Training design decisions — Eduardo Avelar

One of the key decisions you’ll need to make about your production ML system concerns training.

Here’s a question.

How is physics

unlike fashion?**

If we assume that science is about discovering relationships that already exist in the world, then the answer is that

physics is constant whereas fashion isn’t.

To see some proof, just look at some old pictures of yourself.

Now, you might be asking, why is this relevant?

Well, when making decisions about training, you have to decide whether the phenomenon you’re modelling

is more like physics,

or like fashion.

When training your model, there are two paradigms; static training and dynamic training.

In static training, we gather our data, we partition it, we train our model, and then we deploy it.

In dynamic training, we do this repeatedly as more data arrives.

This leads to the fundamental trade-off between static and dynamic.

Static is simpler to build and test,

but likely to become stale.

Whereas dynamic is harder to build and test,

but will adapt to changes.

And the tendency to become or not become stale is what was being alluded to earlier when we contrasted physics and fashion.

If the relationship you’re trying to model is one that’s constant, like physics, then a statically trained model may be sufficient.

If the relationship you’re trying to model is one that changes, then the dynamically trained model might be more appropriate.

Part of the reason the dynamic is harder to build and test is that new data may have all sorts of bugs in it.

And that’s something we’ll talk about more deeply in a later module on designing adaptable ML systems.

Engineering might also be harder because we need more

monitoring,

model rollback,

and data quarantine capabilities.

Let’s explore some use cases and think about which sort of training style would be most appropriate.

The first use case concerns spam detection, and the question you should ask yourself is,

“how fresh does spam detection need to be?”

You could do this as static, but spammers are a crafty and determined bunch.

They will probably discover ways of passing whatever filter you impose within a short time.

So, dynamic is likely to be more effective over time.

What about Android Voice-to-Text?

Note that this question has some subtlety.

For a global model, training offline is probably fine.

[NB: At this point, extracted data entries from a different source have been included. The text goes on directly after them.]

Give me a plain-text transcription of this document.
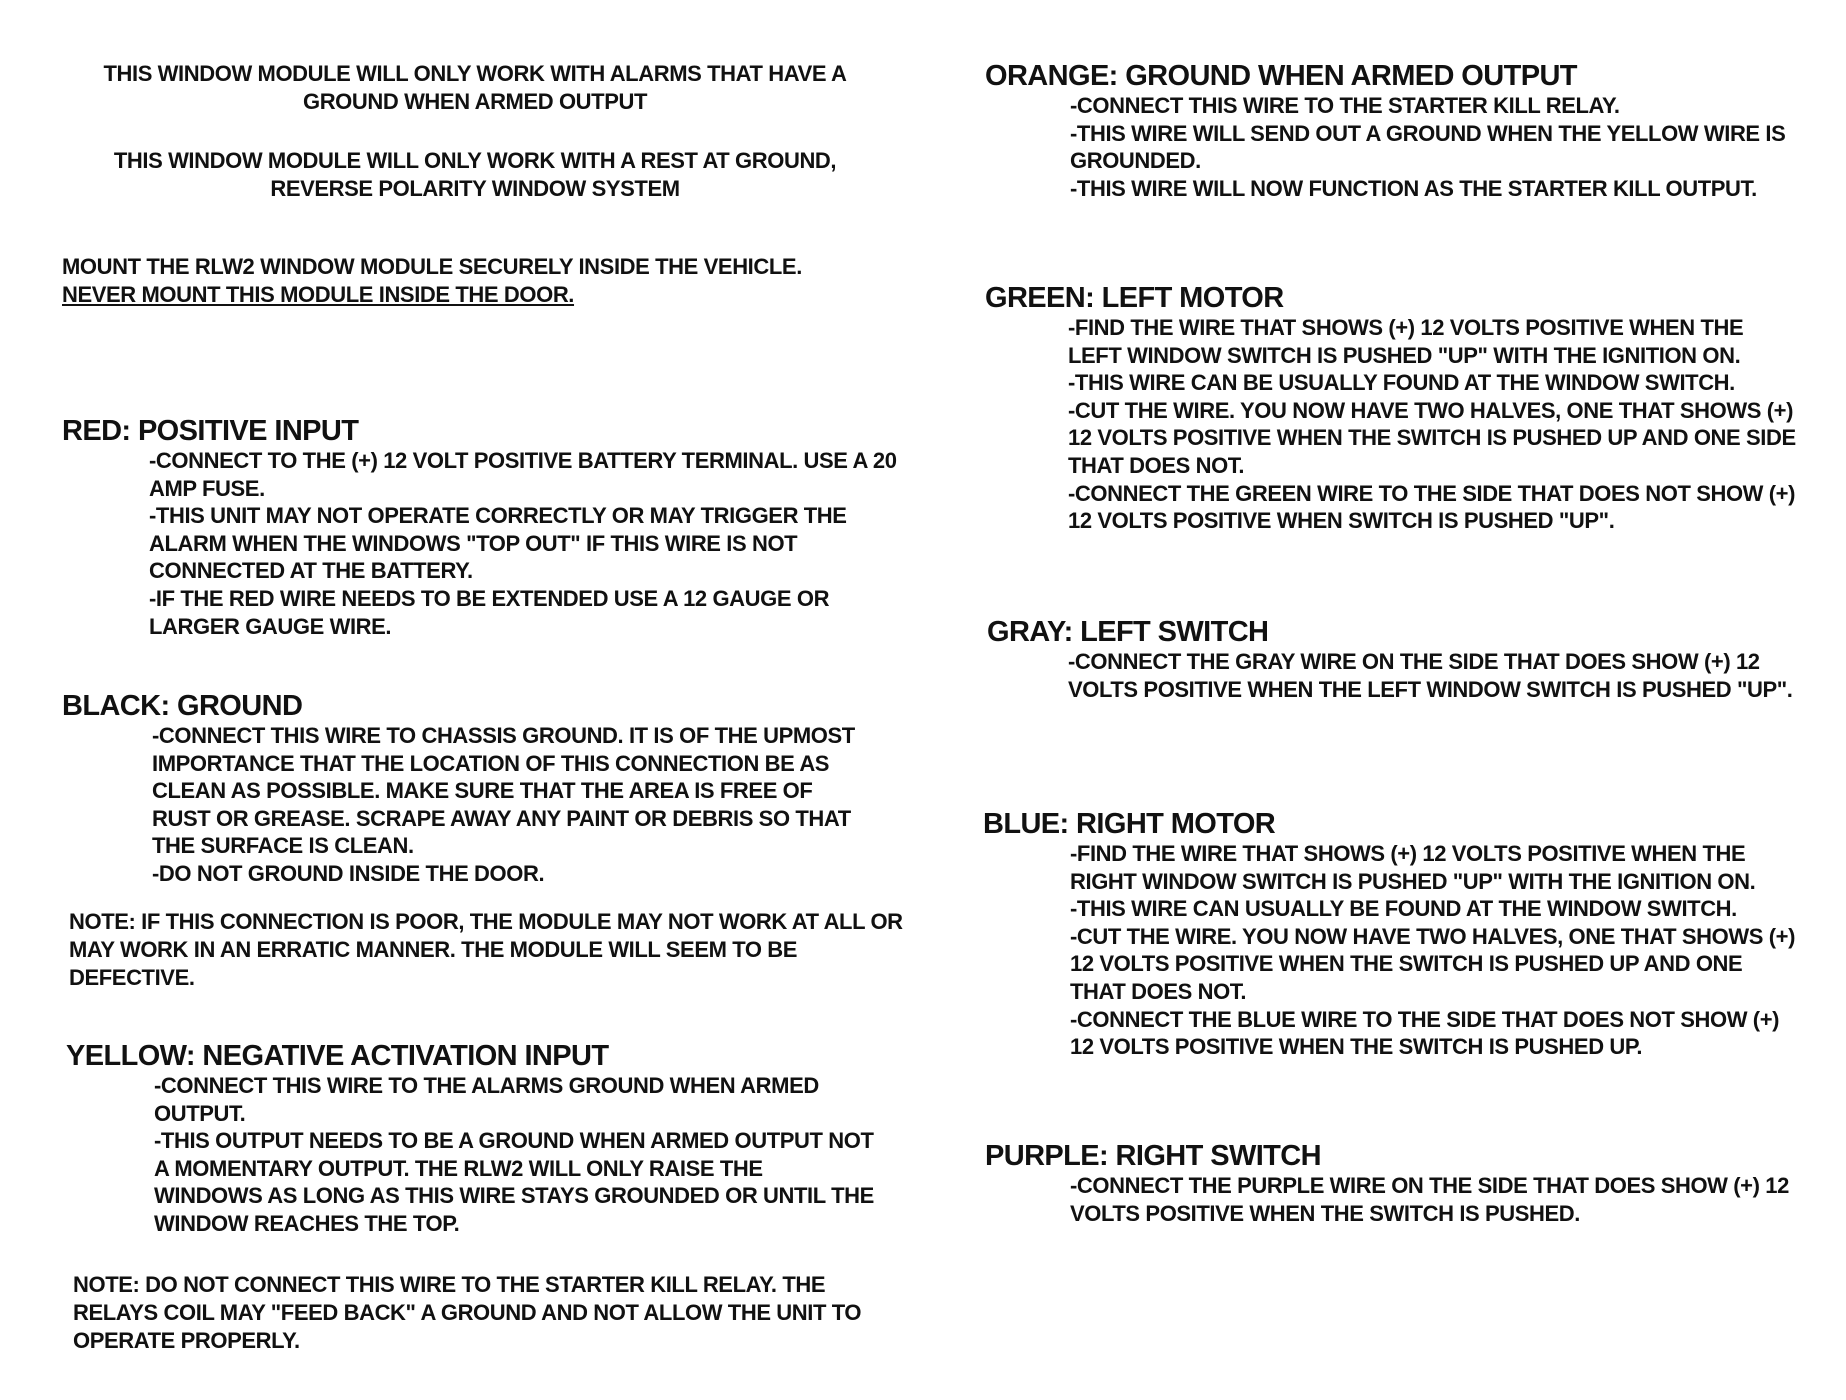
THIS WINDOW MODULE WILL ONLY WORK WITH ALARMS THAT HAVE A GROUND WHEN ARMED OUTPUT
THIS WINDOW MODULE WILL ONLY WORK WITH A REST AT GROUND, REVERSE POLARITY WINDOW SYSTEM
MOUNT THE RLW2 WINDOW MODULE SECURELY INSIDE THE VEHICLE.
NEVER MOUNT THIS MODULE INSIDE THE DOOR.
RED: POSITIVE INPUT
-CONNECT TO THE (+) 12 VOLT POSITIVE BATTERY TERMINAL. USE A 20 AMP FUSE.
-THIS UNIT MAY NOT OPERATE CORRECTLY OR MAY TRIGGER THE ALARM WHEN THE WINDOWS "TOP OUT" IF THIS WIRE IS NOT CONNECTED AT THE BATTERY.
-IF THE RED WIRE NEEDS TO BE EXTENDED USE A 12 GAUGE OR LARGER GAUGE WIRE.
BLACK: GROUND
-CONNECT THIS WIRE TO CHASSIS GROUND. IT IS OF THE UPMOST IMPORTANCE THAT THE LOCATION OF THIS CONNECTION BE AS CLEAN AS POSSIBLE. MAKE SURE THAT THE AREA IS FREE OF RUST OR GREASE. SCRAPE AWAY ANY PAINT OR DEBRIS SO THAT THE SURFACE IS CLEAN.
-DO NOT GROUND INSIDE THE DOOR.
NOTE: IF THIS CONNECTION IS POOR, THE MODULE MAY NOT WORK AT ALL OR MAY WORK IN AN ERRATIC MANNER. THE MODULE WILL SEEM TO BE DEFECTIVE.
YELLOW: NEGATIVE ACTIVATION INPUT
-CONNECT THIS WIRE TO THE ALARMS GROUND WHEN ARMED OUTPUT.
-THIS OUTPUT NEEDS TO BE A GROUND WHEN ARMED OUTPUT NOT A MOMENTARY OUTPUT. THE RLW2 WILL ONLY RAISE THE WINDOWS AS LONG AS THIS WIRE STAYS GROUNDED OR UNTIL THE WINDOW REACHES THE TOP.
NOTE: DO NOT CONNECT THIS WIRE TO THE STARTER KILL RELAY. THE RELAYS COIL MAY "FEED BACK" A GROUND AND NOT ALLOW THE UNIT TO OPERATE PROPERLY.
ORANGE: GROUND WHEN ARMED OUTPUT
-CONNECT THIS WIRE TO THE STARTER KILL RELAY.
-THIS WIRE WILL SEND OUT A GROUND WHEN THE YELLOW WIRE IS GROUNDED.
-THIS WIRE WILL NOW FUNCTION AS THE STARTER KILL OUTPUT.
GREEN: LEFT MOTOR
-FIND THE WIRE THAT SHOWS (+) 12 VOLTS POSITIVE WHEN THE LEFT WINDOW SWITCH IS PUSHED "UP" WITH THE IGNITION ON.
-THIS WIRE CAN BE USUALLY FOUND AT THE WINDOW SWITCH.
-CUT THE WIRE. YOU NOW HAVE TWO HALVES, ONE THAT SHOWS (+) 12 VOLTS POSITIVE WHEN THE SWITCH IS PUSHED UP AND ONE SIDE THAT DOES NOT.
-CONNECT THE GREEN WIRE TO THE SIDE THAT DOES NOT SHOW (+) 12 VOLTS POSITIVE WHEN SWITCH IS PUSHED "UP".
GRAY: LEFT SWITCH
-CONNECT THE GRAY WIRE ON THE SIDE THAT DOES SHOW (+) 12 VOLTS POSITIVE WHEN THE LEFT WINDOW SWITCH IS PUSHED "UP".
BLUE: RIGHT MOTOR
-FIND THE WIRE THAT SHOWS (+) 12 VOLTS POSITIVE WHEN THE RIGHT WINDOW SWITCH IS PUSHED "UP" WITH THE IGNITION ON.
-THIS WIRE CAN USUALLY BE FOUND AT THE WINDOW SWITCH.
-CUT THE WIRE. YOU NOW HAVE TWO HALVES, ONE THAT SHOWS (+) 12 VOLTS POSITIVE WHEN THE SWITCH IS PUSHED UP AND ONE THAT DOES NOT.
-CONNECT THE BLUE WIRE TO THE SIDE THAT DOES NOT SHOW (+) 12 VOLTS POSITIVE WHEN THE SWITCH IS PUSHED UP.
PURPLE: RIGHT SWITCH
-CONNECT THE PURPLE WIRE ON THE SIDE THAT DOES SHOW (+) 12 VOLTS POSITIVE WHEN THE SWITCH IS PUSHED.
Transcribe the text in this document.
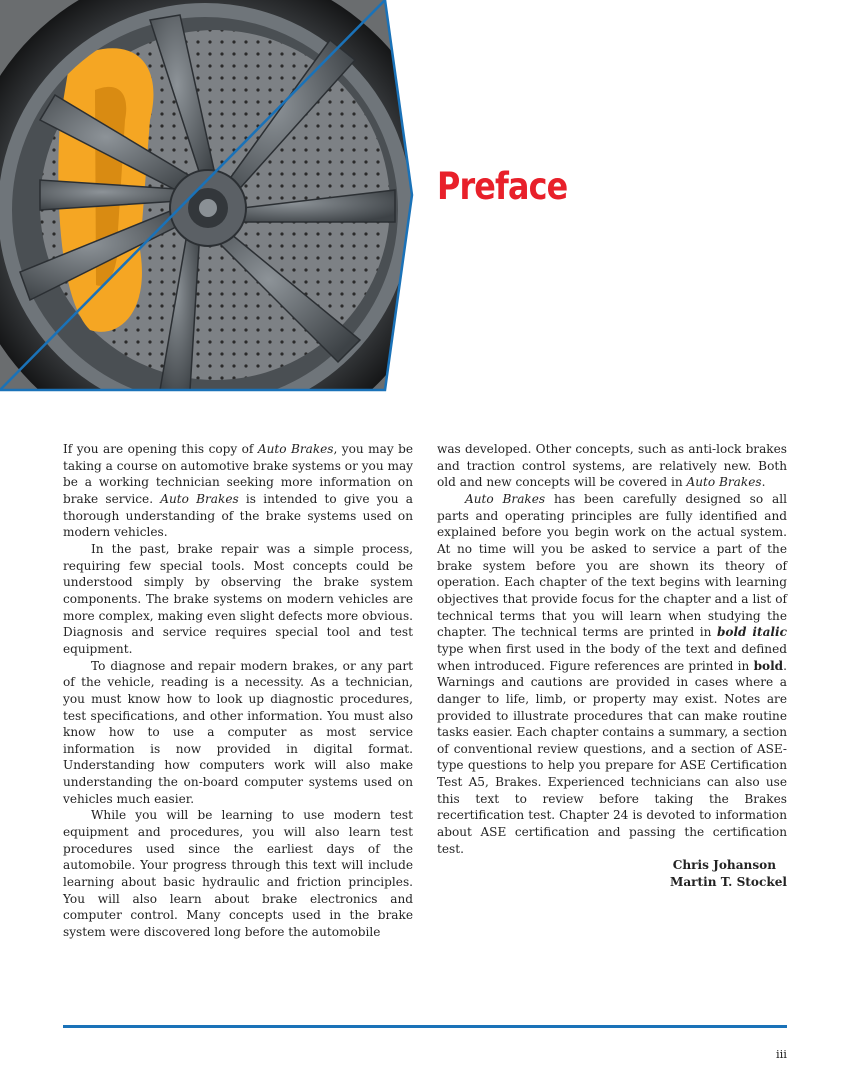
Preface

If you are opening this copy of Auto Brakes, you may be taking a course on automotive brake systems or you may be a working technician seeking more information on brake service. Auto Brakes is intended to give you a thorough understanding of the brake systems used on modern vehicles.

In the past, brake repair was a simple process, requiring few special tools. Most concepts could be understood simply by observing the brake system components. The brake systems on modern vehicles are more complex, making even slight defects more obvious. Diagnosis and service requires special tool and test equipment.

To diagnose and repair modern brakes, or any part of the vehicle, reading is a necessity. As a technician, you must know how to look up diagnostic procedures, test specifications, and other information. You must also know how to use a computer as most service information is now provided in digital format. Understanding how computers work will also make understanding the on-board computer systems used on vehicles much easier.

While you will be learning to use modern test equipment and procedures, you will also learn test procedures used since the earliest days of the automobile. Your progress through this text will include learning about basic hydraulic and friction principles. You will also learn about brake electronics and computer control. Many concepts used in the brake system were discovered long before the automobile

was developed. Other concepts, such as anti-lock brakes and traction control systems, are relatively new. Both old and new concepts will be covered in Auto Brakes.

Auto Brakes has been carefully designed so all parts and operating principles are fully identified and explained before you begin work on the actual system. At no time will you be asked to service a part of the brake system before you are shown its theory of operation. Each chapter of the text begins with learning objectives that provide focus for the chapter and a list of technical terms that you will learn when studying the chapter. The technical terms are printed in bold italic type when first used in the body of the text and defined when introduced. Figure references are printed in bold. Warnings and cautions are provided in cases where a danger to life, limb, or property may exist. Notes are provided to illustrate procedures that can make routine tasks easier. Each chapter contains a summary, a section of conventional review questions, and a section of ASE-type questions to help you prepare for ASE Certification Test A5, Brakes. Experienced technicians can also use this text to review before taking the Brakes recertification test. Chapter 24 is devoted to information about ASE certification and passing the certification test.

Chris Johanson
Martin T. Stockel
iii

But, if you want to personalize the voice recognition, you may need to do something online, or at least different, on the phone.

So this could be static or dynamic, depending on whether you want global or personalized transcription.

**What about ad conversion rate? **

The interesting subtlety here is that conversions may come in very late.

For example, if I’m shopping for a car online, I’m unlikely to buy for a very long time.

This system could use dynamic training, then regularly going back at different intervals to catch up on new conversion data that has arrived for the past.

So in practice, most of the time, you’ll need to use dynamic,

but you might start with static because it’s simpler.

In a reference architecture for static training, models are trained once and then pushed to AI Platform.

Now, for dynamic training, there are three potential architectures to explore,

Cloud Functions,

App Engine,

or Cloud Dataflow.

In a general architecture for dynamic training using Cloud functions, a new data file appears in Cloud storage and then

the Cloud function is launched.

After that, the Cloud function starts the AI Platform training job, and then

the AI Platform writes out a new model.

In a general architecture for dynamic training using App Engine, when a user makes a web request, perhaps from a dashboard to App Engine,

an AI Platform training job is launched,

and the AI Platform job writes a new model to Cloud storage.

From there,

the statistics of the training job are displayed to the user when the job is complete.

It’s possible that the Dataflow pipeline is also invoking the model for predictions.

Here, a streaming topic is ingested into Pub/Sub from subscribers.

Messages are then aggregated with Dataflow

and aggregated data is stored into BigQuery.

AI Platform is launched on the arrival of new data in BigQuery

and then an updated model is deployed.